Cuando el presidente Castillo leyó su mensaje ante el Congreso, el pasado 28 de julio al inaugurar su mandato, se apreció una importante referencia al sector Producción.

En ella, se incluyó a la pesca para consumo humano y la acuicultura, lo que generó expectativas entre los agentes productivos del rubro; que están acostumbrados a la falta de atención oficial en ocasiones semejantes. Hoy, 87 días después, podemos encontrar algunas contradicciones que valen la pena resaltar.

Es cierto que la pesca y acuicultura se han caracterizado por una falta de intervención estatal que defina lineamientos, objetivos prioritarios, contenidos de las políticas públicas, estándares nacionales de cumplimiento, etc.

Según el medio de comunicación Ojo Público, “…En el inventario de políticas nacionales del Centro Nacional de Planeamiento Estratégico (CEPLAN) —organismo técnico responsable de la formulación y seguimiento de las políticas públicas— no existe alguna política nacional de pesca.”. Esto lo ven y lo sufren los diferentes implicados en la actividad.

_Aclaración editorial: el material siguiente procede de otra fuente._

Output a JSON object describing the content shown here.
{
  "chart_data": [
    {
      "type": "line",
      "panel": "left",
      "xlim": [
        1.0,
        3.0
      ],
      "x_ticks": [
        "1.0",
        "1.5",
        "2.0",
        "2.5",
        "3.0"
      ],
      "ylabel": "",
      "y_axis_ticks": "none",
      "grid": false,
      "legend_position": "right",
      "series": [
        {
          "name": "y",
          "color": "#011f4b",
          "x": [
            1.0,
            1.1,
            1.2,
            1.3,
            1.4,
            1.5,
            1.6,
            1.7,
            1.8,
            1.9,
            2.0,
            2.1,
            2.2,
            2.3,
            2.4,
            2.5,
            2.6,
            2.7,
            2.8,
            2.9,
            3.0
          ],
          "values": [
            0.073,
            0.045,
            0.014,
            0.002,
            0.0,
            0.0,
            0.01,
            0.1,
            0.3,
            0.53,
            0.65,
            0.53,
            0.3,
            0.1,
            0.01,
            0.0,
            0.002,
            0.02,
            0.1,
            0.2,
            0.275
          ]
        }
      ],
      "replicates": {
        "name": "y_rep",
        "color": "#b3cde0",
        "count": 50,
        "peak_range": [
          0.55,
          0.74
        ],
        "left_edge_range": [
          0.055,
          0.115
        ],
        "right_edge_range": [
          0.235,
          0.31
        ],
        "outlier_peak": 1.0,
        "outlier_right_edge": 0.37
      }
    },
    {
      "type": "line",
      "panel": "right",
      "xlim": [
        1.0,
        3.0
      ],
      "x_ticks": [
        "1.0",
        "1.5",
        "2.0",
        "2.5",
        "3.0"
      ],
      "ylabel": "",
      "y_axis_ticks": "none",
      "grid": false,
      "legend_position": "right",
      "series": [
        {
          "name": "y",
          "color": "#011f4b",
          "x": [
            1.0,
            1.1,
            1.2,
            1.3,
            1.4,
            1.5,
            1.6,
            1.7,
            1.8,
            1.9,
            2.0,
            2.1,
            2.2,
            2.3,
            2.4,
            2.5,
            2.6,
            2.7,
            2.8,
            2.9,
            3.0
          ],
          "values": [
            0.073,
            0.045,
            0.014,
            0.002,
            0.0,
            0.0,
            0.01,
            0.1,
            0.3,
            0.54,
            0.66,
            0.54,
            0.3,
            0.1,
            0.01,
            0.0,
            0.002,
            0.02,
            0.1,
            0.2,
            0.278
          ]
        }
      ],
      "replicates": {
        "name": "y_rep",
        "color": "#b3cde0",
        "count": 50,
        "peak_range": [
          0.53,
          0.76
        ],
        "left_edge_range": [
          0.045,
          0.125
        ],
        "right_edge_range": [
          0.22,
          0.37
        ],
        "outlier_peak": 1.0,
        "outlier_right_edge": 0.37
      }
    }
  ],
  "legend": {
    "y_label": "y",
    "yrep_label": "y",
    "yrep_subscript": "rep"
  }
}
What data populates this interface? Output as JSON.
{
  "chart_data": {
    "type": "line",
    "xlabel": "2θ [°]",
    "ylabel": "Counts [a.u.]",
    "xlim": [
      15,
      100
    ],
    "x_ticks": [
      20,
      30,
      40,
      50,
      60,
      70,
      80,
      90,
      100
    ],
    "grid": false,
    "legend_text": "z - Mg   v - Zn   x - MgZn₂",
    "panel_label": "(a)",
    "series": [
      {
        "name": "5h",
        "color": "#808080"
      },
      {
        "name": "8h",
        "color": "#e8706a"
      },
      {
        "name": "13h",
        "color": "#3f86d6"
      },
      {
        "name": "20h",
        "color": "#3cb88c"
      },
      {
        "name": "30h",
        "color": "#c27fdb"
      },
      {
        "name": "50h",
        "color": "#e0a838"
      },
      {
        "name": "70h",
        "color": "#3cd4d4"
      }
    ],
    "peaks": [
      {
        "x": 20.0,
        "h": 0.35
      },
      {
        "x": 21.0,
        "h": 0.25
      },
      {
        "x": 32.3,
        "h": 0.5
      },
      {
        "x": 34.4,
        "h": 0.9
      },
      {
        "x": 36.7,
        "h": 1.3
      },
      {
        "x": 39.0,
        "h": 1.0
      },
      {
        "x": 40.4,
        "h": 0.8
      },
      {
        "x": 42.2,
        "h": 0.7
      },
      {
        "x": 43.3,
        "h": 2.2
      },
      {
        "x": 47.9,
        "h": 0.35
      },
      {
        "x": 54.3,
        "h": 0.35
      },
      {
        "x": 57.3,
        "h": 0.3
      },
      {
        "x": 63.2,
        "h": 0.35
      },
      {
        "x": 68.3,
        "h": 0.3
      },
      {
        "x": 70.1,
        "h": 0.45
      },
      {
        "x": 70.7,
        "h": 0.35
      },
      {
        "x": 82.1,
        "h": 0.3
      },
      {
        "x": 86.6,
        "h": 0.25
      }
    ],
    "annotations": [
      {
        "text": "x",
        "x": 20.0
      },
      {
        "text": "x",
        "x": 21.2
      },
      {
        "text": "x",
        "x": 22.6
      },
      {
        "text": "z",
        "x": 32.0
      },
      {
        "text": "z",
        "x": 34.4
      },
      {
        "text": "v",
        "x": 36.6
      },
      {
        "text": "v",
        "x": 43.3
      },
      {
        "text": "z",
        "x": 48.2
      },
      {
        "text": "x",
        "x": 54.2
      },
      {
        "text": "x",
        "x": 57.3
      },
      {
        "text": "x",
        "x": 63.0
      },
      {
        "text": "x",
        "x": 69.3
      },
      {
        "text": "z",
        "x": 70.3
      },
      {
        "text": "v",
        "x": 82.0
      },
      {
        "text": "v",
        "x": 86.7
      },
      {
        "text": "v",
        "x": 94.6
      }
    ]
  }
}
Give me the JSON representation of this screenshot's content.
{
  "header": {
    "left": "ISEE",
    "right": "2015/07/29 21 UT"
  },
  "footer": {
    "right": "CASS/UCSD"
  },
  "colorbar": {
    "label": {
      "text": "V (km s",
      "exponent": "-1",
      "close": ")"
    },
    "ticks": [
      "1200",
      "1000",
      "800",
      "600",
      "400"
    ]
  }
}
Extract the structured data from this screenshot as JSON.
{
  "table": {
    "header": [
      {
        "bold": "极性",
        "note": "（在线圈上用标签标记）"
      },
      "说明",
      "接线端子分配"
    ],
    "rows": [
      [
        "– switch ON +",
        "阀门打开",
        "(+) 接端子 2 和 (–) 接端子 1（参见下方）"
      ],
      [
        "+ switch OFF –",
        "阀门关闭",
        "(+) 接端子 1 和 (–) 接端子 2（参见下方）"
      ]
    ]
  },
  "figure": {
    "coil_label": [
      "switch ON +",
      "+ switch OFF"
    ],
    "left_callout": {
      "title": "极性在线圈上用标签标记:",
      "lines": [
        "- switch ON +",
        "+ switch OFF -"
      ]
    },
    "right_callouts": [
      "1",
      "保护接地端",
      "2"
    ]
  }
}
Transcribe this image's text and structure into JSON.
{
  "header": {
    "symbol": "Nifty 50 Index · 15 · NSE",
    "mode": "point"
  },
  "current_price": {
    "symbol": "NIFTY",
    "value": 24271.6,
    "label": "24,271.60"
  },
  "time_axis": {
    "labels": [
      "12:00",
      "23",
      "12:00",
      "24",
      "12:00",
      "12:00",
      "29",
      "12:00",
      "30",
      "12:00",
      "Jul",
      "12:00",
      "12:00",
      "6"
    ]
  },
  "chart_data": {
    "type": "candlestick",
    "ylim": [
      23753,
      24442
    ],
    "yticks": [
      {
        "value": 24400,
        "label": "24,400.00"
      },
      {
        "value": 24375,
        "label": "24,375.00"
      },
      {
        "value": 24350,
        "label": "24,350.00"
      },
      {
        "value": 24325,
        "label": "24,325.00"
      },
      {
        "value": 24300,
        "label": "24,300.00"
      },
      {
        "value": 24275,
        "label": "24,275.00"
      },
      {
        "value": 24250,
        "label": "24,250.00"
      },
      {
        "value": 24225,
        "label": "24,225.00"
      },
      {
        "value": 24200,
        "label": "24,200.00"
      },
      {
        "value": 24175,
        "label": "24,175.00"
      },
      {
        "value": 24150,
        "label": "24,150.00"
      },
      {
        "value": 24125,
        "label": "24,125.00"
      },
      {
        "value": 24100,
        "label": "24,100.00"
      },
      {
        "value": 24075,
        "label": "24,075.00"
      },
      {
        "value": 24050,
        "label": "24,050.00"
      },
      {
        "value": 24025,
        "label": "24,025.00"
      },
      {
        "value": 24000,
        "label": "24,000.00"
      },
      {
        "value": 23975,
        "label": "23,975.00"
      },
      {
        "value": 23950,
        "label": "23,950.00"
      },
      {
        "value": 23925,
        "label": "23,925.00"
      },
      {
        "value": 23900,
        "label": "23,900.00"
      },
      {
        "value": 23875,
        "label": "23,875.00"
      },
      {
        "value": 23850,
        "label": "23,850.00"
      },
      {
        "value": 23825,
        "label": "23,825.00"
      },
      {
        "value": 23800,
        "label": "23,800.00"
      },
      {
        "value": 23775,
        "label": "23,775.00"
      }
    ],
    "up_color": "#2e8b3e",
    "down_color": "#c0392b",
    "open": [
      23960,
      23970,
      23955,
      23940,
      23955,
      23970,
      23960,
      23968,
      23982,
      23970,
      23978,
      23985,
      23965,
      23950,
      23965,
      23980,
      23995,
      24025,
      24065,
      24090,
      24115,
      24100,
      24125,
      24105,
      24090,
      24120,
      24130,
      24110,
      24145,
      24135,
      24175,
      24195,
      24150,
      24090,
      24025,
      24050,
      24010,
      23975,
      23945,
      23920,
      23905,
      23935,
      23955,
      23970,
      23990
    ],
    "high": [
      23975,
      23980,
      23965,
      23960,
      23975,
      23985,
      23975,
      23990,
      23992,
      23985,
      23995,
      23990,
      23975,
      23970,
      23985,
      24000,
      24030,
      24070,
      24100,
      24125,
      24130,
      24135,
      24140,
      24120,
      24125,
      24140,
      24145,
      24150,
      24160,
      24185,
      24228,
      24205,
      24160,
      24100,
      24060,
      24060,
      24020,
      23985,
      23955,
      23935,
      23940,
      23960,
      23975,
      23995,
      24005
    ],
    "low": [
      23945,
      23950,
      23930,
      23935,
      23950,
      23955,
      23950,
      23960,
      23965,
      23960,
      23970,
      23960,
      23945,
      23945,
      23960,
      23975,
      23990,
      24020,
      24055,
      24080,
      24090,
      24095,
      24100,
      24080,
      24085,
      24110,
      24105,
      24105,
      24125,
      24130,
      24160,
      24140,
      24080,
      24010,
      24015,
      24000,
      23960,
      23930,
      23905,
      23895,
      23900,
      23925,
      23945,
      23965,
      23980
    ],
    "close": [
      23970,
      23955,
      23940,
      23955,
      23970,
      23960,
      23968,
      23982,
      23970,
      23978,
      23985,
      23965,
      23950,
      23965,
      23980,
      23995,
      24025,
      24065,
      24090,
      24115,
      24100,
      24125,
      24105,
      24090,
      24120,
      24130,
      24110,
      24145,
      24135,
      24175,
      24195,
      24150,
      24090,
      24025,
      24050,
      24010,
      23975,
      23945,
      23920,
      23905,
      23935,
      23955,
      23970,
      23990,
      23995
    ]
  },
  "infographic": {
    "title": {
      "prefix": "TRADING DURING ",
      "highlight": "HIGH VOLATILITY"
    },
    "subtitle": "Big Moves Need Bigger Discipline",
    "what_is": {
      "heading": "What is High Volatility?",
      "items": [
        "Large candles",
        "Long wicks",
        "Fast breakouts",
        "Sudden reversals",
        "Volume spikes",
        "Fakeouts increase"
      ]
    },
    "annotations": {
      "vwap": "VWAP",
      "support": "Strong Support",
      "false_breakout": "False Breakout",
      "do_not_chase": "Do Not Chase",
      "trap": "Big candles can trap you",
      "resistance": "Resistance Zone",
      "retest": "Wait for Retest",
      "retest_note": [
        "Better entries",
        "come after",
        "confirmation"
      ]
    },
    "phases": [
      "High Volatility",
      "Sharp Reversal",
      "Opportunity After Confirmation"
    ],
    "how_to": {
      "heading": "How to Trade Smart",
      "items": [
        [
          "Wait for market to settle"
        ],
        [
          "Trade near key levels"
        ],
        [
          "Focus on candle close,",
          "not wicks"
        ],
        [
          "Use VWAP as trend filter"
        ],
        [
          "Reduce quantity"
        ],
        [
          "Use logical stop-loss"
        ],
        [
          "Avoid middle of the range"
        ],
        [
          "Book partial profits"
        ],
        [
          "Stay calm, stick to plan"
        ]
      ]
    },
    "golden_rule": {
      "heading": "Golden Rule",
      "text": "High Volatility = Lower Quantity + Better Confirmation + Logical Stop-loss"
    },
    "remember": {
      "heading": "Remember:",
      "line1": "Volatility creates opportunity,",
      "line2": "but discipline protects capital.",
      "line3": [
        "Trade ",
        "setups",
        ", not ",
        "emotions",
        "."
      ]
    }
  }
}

Pero dicha secular condición pareciera haaberse agravado recientemente. El 16 de octubre pasado se publicó el Decreto Supremo N° 164-2021-PCM que aprueba la Política General de Gobierno para el periodo 2021- 2026, suscrito por el presidente Pedro Castillo Terrones, y la presidenta del Consejo de Ministros, Mirtha Vásquez. Según el consultor Marcos Kisner, “Estamos en una situación en la cual la pesca no está considerada en los ejes de intervención del gobierno.

El documento señalado, no recoge nada de lo expresado en los lineamientos publicados por Perú Libre en mayo de 2021, ni en el discurso presidencial ante el Congreso”. La norma aprobada debería dar origen al Plan Estratégico Sectorial (PESEM), el que a su vez generaría el Plan Estratégico Institucional (PEI) y el Plan Operativo Institucional (POI), pero se ha obviado una vez más esta milenaria disciplina del mar, ríos y lagos.

¿Qué le espera a una actividad que no existe para la Política General del Gobierno? Se ha repetido hasta el cansancio que en pesca y acuicultura, carentes de lineamientos estables, basta que cambien las autoridades como un ministro, viceministro o director general, para que se intente modificar diametralmente el camino avanzado.

Se han conformado grupos de trabajo para desarrollar una política nacional de pesca, elaborar diagnósticos, identificar objetivos y propuestas, pero no llegan a nada y se evaporan con la volatilidad que imprime una altísima rotación de funcionarios. Parece que la deriva es su divisa.

Si una embarcación se encuentra en el mar, sin gobierno ni rumbo, a merced de las olas, las corrientes o el viento y se mueve sin dirección ni capacidad de fijar su derrota o camino, quiere decir que está a la deriva.

Para enfrentar este peligro se deberán cumplir con los protocolos de supervivencia, procurar que se reparen las averías que produjeron tal condición o gestionar un rescate. Mantener esa anomalía, conducirá, sin duda, a una catástrofe.

Las nuevas autoridades correspondientes deben corregir, de inmediato, tan injustificable omisión que agrede a la pesca y acuicultura, así como a sus protagonistas, especialmente a los pescadores artesanales.

Un sector que puede contribuir a resolver grandes problemas de desempleo, desnutrición, anemia y caída del PBI, necesita un sólido liderazgo en el puente de mando y las herramientas que le permitan navegar hacia puerto seguro. Dejar ese navío en una sempiterna deriva, solo podrá acabar en un ilógico e incomprensible naufragio.